Still, for all its lurches into dogma and electioneering, Barons is not bad. Fields has an eye for the titanic self-regard, workaday corruption and shameless hypocrisy of D.C.’s permanent government. It’s bracing to revisit, for example, Jeb’s tawdry private-sector tour as a (singularly inept) corporateboard ornament and Chicago mayor Rahm Emanuel’s scuzzy career in investment banking. After leaving the White House in 1998, Rahm landed, sans any qualifications, a gig as a managing director of Wasserstein Perella & Co. The euphemism for his specialty there was “relationship banking.” One of his first acts was to recruit Clinton mega-donor Bernard Schwartz’s firm for his account. After two-and-a-half years of effort-free power networking, Emanuel walked away with $18.5 million. A fine apprenticeship for the heir to the Daley machine.
As these case studies pile up, you can’t help but assent to Fields’ view that “our nation’s capital has become a modern Versailles — where arrogance and corrupt self-dealing are the norm, and where the governing class has completely lost touch with the governed.”
Unfortunately, Barons is ultimately a frustrating jeremiad. That’s not so much because Fields puts her thumbs on the ideological scale as that her campaign against moneyed corruption in Washington suffers from reliance on the very kinds of D.C. malefactors she professes to disdain. Her final chapter culminates, ludicrously, in an interview with Grover Norquist, head of the agenda-setting lobbying group Americans for Tax Reform. Norquist is not merely another government-basher who nestles on his own gilded perch in D.C. He’s also a prime specimen of hypocritical Washington self-dealing. Norquist narrowly escaped an indictment for his role in Jack Abramoff ’s casino-skimming empire. Instead, he pocketed $1 millionplus in laundered fees, and continued blithely to denounce the excesses of big government corruption to credulous journalists like Fields.

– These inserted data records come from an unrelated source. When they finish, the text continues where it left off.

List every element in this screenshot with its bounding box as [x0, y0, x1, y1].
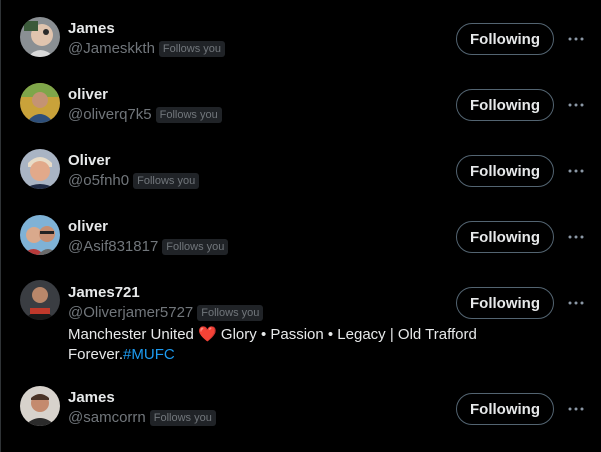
user-row[interactable]: oliver @oliverq7k5 Follows you Following: [0, 66, 601, 132]
username-handle[interactable]: @Oliverjamer5727: [68, 304, 193, 322]
user-row[interactable]: Oliver @o5fnh0 Follows you Following: [0, 132, 601, 198]
display-name[interactable]: James: [68, 389, 115, 407]
username-handle[interactable]: @oliverq7k5: [68, 106, 152, 124]
handle-line: @o5fnh0 Follows you: [68, 172, 200, 190]
avatar[interactable]: [20, 386, 60, 426]
more-dots-icon[interactable]: [566, 29, 586, 49]
handle-line: @oliverq7k5 Follows you: [68, 106, 222, 124]
follows-you-badge: Follows you: [197, 305, 264, 321]
following-button[interactable]: Following: [456, 393, 554, 425]
user-row[interactable]: James @Jameskkth Follows you Following: [0, 0, 601, 66]
avatar[interactable]: [20, 149, 60, 189]
following-button[interactable]: Following: [456, 89, 554, 121]
avatar[interactable]: [20, 83, 60, 123]
following-button[interactable]: Following: [456, 221, 554, 253]
display-name[interactable]: oliver: [68, 86, 108, 104]
avatar[interactable]: [20, 17, 60, 57]
display-name[interactable]: James: [68, 20, 115, 38]
handle-line: @samcorrn Follows you: [68, 409, 216, 427]
following-button[interactable]: Following: [456, 287, 554, 319]
following-list: James @Jameskkth Follows you Following o…: [0, 0, 601, 442]
user-row[interactable]: oliver @Asif831817 Follows you Following: [0, 198, 601, 264]
display-name[interactable]: oliver: [68, 218, 108, 236]
avatar[interactable]: [20, 280, 60, 320]
heart-emoji: ❤️: [198, 326, 217, 343]
follows-you-badge: Follows you: [162, 239, 229, 255]
bio-text: Manchester United: [68, 326, 199, 343]
more-dots-icon[interactable]: [566, 293, 586, 313]
username-handle[interactable]: @o5fnh0: [68, 172, 129, 190]
follows-you-badge: Follows you: [149, 410, 216, 426]
handle-line: @Asif831817 Follows you: [68, 238, 229, 256]
user-row[interactable]: James @samcorrn Follows you Following: [0, 380, 601, 442]
display-name[interactable]: James721: [68, 284, 140, 302]
username-handle[interactable]: @samcorrn: [68, 409, 146, 427]
following-button[interactable]: Following: [456, 155, 554, 187]
user-bio: Manchester United ❤️ Glory • Passion • L…: [68, 325, 508, 365]
user-row[interactable]: James721 @Oliverjamer5727 Follows you Fo…: [0, 264, 601, 380]
display-name[interactable]: Oliver: [68, 152, 111, 170]
follows-you-badge: Follows you: [155, 107, 222, 123]
follows-you-badge: Follows you: [158, 41, 225, 57]
more-dots-icon[interactable]: [566, 161, 586, 181]
username-handle[interactable]: @Asif831817: [68, 238, 158, 256]
following-button[interactable]: Following: [456, 23, 554, 55]
hashtag-link[interactable]: #MUFC: [123, 346, 175, 363]
more-dots-icon[interactable]: [566, 399, 586, 419]
avatar[interactable]: [20, 215, 60, 255]
more-dots-icon[interactable]: [566, 227, 586, 247]
handle-line: @Jameskkth Follows you: [68, 40, 225, 58]
username-handle[interactable]: @Jameskkth: [68, 40, 155, 58]
handle-line: @Oliverjamer5727 Follows you: [68, 304, 264, 322]
follows-you-badge: Follows you: [133, 173, 200, 189]
more-dots-icon[interactable]: [566, 95, 586, 115]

The dismal, unstated moral of Barons is that the eminently justified denunciation of Washington’s incestuous class of on-the-make grandees has morphed into a cynical meta-racket of its own.
And the band plays on. A money-driven campaign system procured the reckless deregulation of the financial sector under Bill Clinton that led to the 2008 crash. Big-money interests then cynically sent cash gushing through Washington to finance the Tea Party. The next, predictable, turn of the screw was the Tea Party-enabled congressional majorities sinking into their own sloughs of D.C. corruption.
This process was largely engineered by the Koch-funded Americans for Prosperity. And one of AFP’s lead enforcers of ideological purity was one Corey Lewandowski. So for all the righteous indignation on display in Barons, the reader is left to wonder how a reporter can overlook the baleful influence of a political putsch that has personally assaulted her. Until, that is, said reader consults the publicity materials for the book, which tout a campaign of “buzz-mailing to Tea Party and libertarian organizations.”